[Interview begins at 56:13]
This week, my guest is Capt. Drew Price, an expert on fishing large, multi-story, multi-species lakes. Drew has pioneered methods for catching unusual and fascinating freshwater fish, such as bowfin, gar, and freshwater drum. He also loves to fish for trout, bass, and carp, but there are days on his home water, Lake Champlain, when those popular fish may not cooperate. And it’s fun to fill your life list with new species, some of which may live in your own backyard. If you’re looking for a new challenge, want to escape summer’s crowded trout rivers, or if your rivers are too warm, learn about how you can fish large lakes for all kinds of cool fish.
In the Fly Box, we have lots of thought-provoking questions, including:
- What should I pack for my trip to Alaska, and how should I pack my waders?
- Why did they use heaver stuff, like size 8 wet flies and 3X leaders, back in the 1930s through 1950s?
- Why am I missing brown and rainbow trout striking my leech pattern?
- Why am I missing small cutthroat trout on my dry flies?
- I see large brown trout very close to me in a heavily fished river, but they won’t take any of my flies.
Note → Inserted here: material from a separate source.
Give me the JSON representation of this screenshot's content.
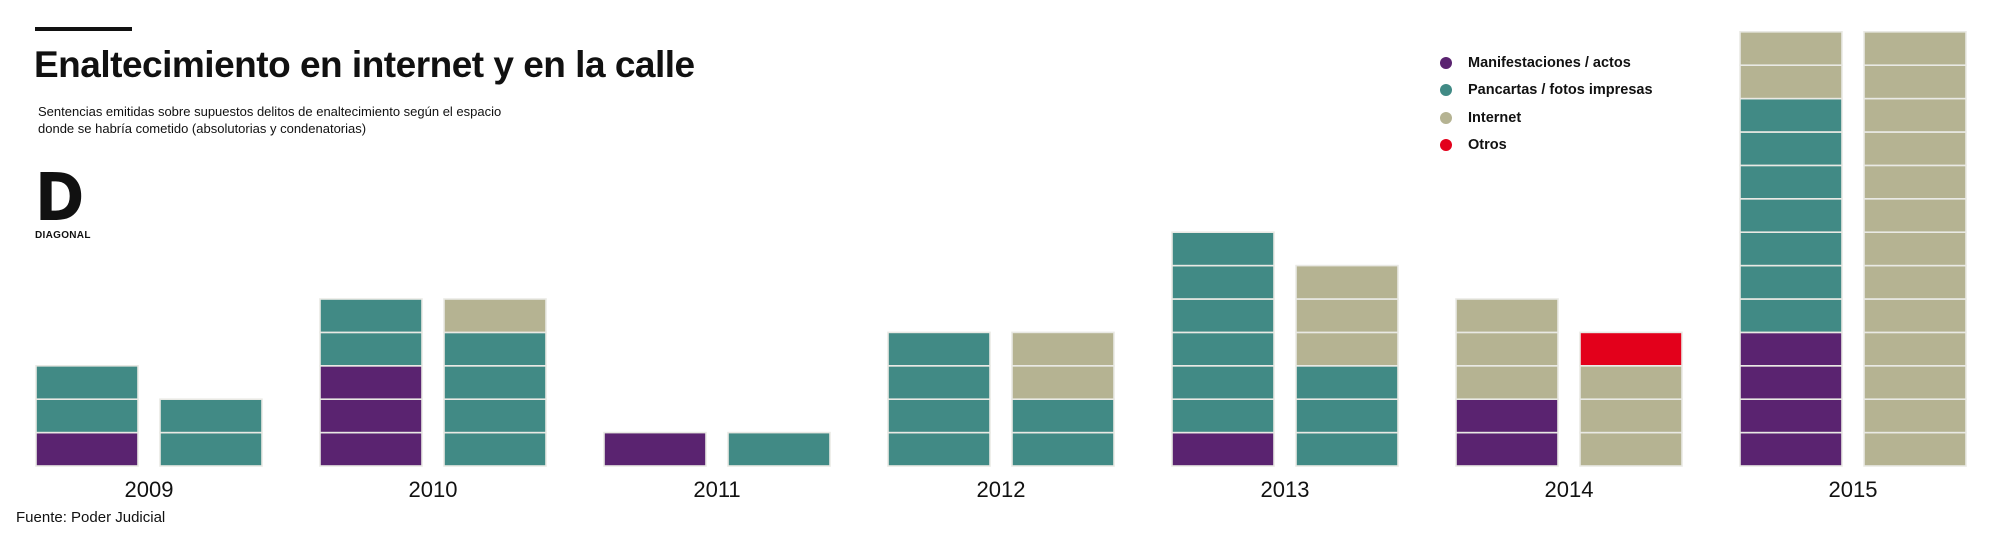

Are they spooked?
- Tips from a listener on how to store rods and other tackle.
- Why do some rods not have hook keepers?
- What fishing fiction do you recommend, beyond Big Two-Hearted River and A River Runs through It?
- For fishing hopper patterns, should I go long and fine or short and heavy with my leader?
- I caught some big rainbow trout but also saw some huge suckers in the same river. How can I catch those suckers on a fly?
- Where is the best place to set down your rod and reel when switching flies or leaders?
- If I see some debris on my nymph, should I clean it off?
- How does the hard-sided Orvis stripping basket compare to collapsible mesh versions?
- When I release trout, should I try to feed them mealworms or something to make up for them losing a meal?